Петровскому удалось установить постоянную деловую связь Николаевского комитета с Екатеринославским комитетом РСДРП. Это было важно для получения информации и согласованных действий обеих организаций.
Так екатеринославские рабочие предупредили Николаевский комитет, что ими точно установлено: за Петровским ведется постоянная полицейская слежка и нужно, чтобы он некоторое время не занимался сам распространением листовок и агитацией среди рабочих. Тогда, возможно, удастся обмануть бдительность властей.
Однако предупреждение екатеринославских друзей не подействовало на Петровского. Да и как было ему, молодому революционеру, удержаться, когда летом 1900 года по всему Николаеву загудели фабричные гудки, сзывая рабочих на забастовку. Конечно, Григорий тотчас ринулся в это клокотавшее гневом людское море и повел за собой толпу. И, как следовало ожидать, его сразу же арестовали на улице.
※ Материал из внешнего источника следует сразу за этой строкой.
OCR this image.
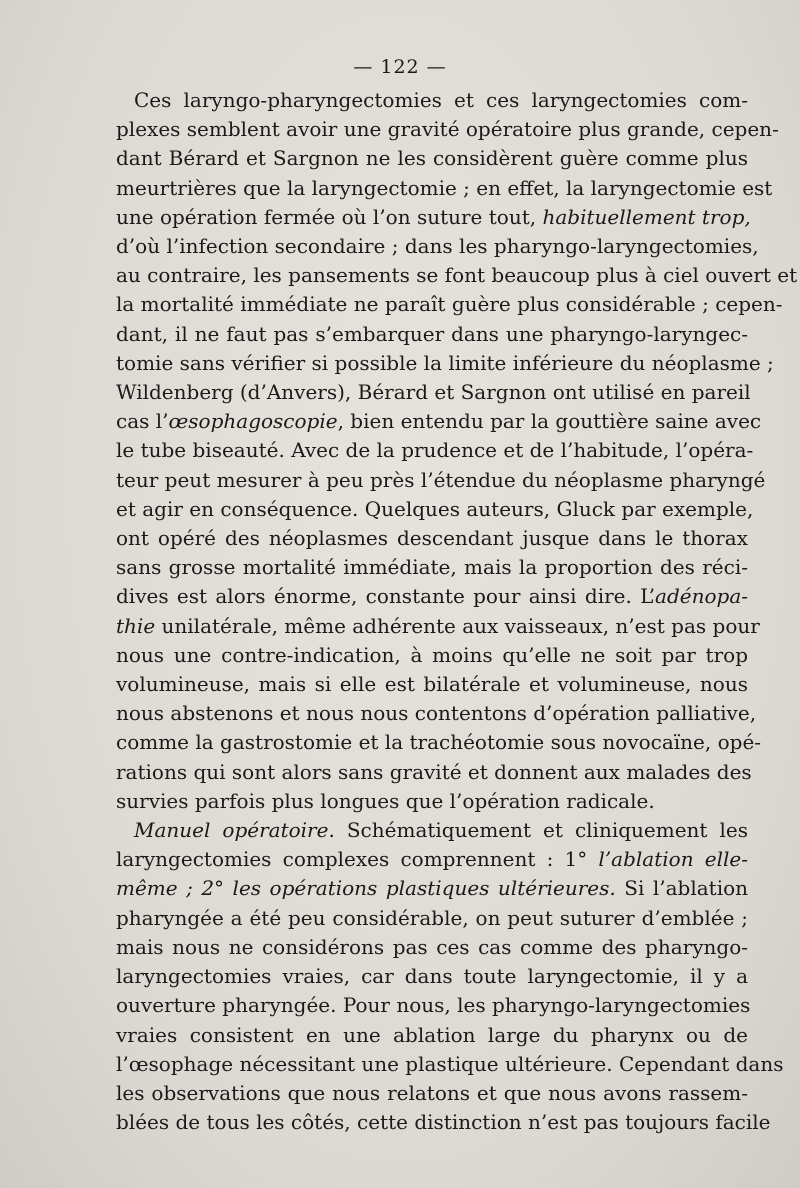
— 122 —
Ces laryngo-pharyngectomies et ces laryngectomies com-
plexes semblent avoir une gravité opératoire plus grande, cepen-
dant Bérard et Sargnon ne les considèrent guère comme plus
meurtrières que la laryngectomie ; en effet, la laryngectomie est
une opération fermée où l’on suture tout, habituellement trop,
d’où l’infection secondaire ; dans les pharyngo-laryngectomies,
au contraire, les pansements se font beaucoup plus à ciel ouvert et
la mortalité immédiate ne paraît guère plus considérable ; cepen-
dant, il ne faut pas s’embarquer dans une pharyngo-laryngec-
tomie sans vérifier si possible la limite inférieure du néoplasme ;
Wildenberg (d’Anvers), Bérard et Sargnon ont utilisé en pareil
cas l’œsophagoscopie, bien entendu par la gouttière saine avec
le tube biseauté. Avec de la prudence et de l’habitude, l’opéra-
teur peut mesurer à peu près l’étendue du néoplasme pharyngé
et agir en conséquence. Quelques auteurs, Gluck par exemple,
ont opéré des néoplasmes descendant jusque dans le thorax
sans grosse mortalité immédiate, mais la proportion des réci-
dives est alors énorme, constante pour ainsi dire. L’adénopa-
thie unilatérale, même adhérente aux vaisseaux, n’est pas pour
nous une contre-indication, à moins qu’elle ne soit par trop
volumineuse, mais si elle est bilatérale et volumineuse, nous
nous abstenons et nous nous contentons d’opération palliative,
comme la gastrostomie et la trachéotomie sous novocaïne, opé-
rations qui sont alors sans gravité et donnent aux malades des
survies parfois plus longues que l’opération radicale.
Manuel opératoire. Schématiquement et cliniquement les
laryngectomies complexes comprennent : 1° l’ablation elle-
même ; 2° les opérations plastiques ultérieures. Si l’ablation
pharyngée a été peu considérable, on peut suturer d’emblée ;
mais nous ne considérons pas ces cas comme des pharyngo-
laryngectomies vraies, car dans toute laryngectomie, il y a
ouverture pharyngée. Pour nous, les pharyngo-laryngectomies
vraies consistent en une ablation large du pharynx ou de
l’œsophage nécessitant une plastique ultérieure. Cependant dans
les observations que nous relatons et que nous avons rassem-
blées de tous les côtés, cette distinction n’est pas toujours facile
Забастовка была подавлена, а Петровского и еще трех арестованных с ним рабочих привели к градоначальнику.
Николаевскому градоначальнику уже подробно доложили, что это за птицы, и он долго не церемонился. После короткого разговора он приказал всем четверым стоявшим перед ним рабочим выехать в двадцать четыре часа из города в любом угодном направлении. В противном случае, сказал градоначальник, он посадит их в тюрьму.
Оставалось подчиниться. Глупо было менять насильственную высылку — и все-таки это была свобода! — на тюремную камеру.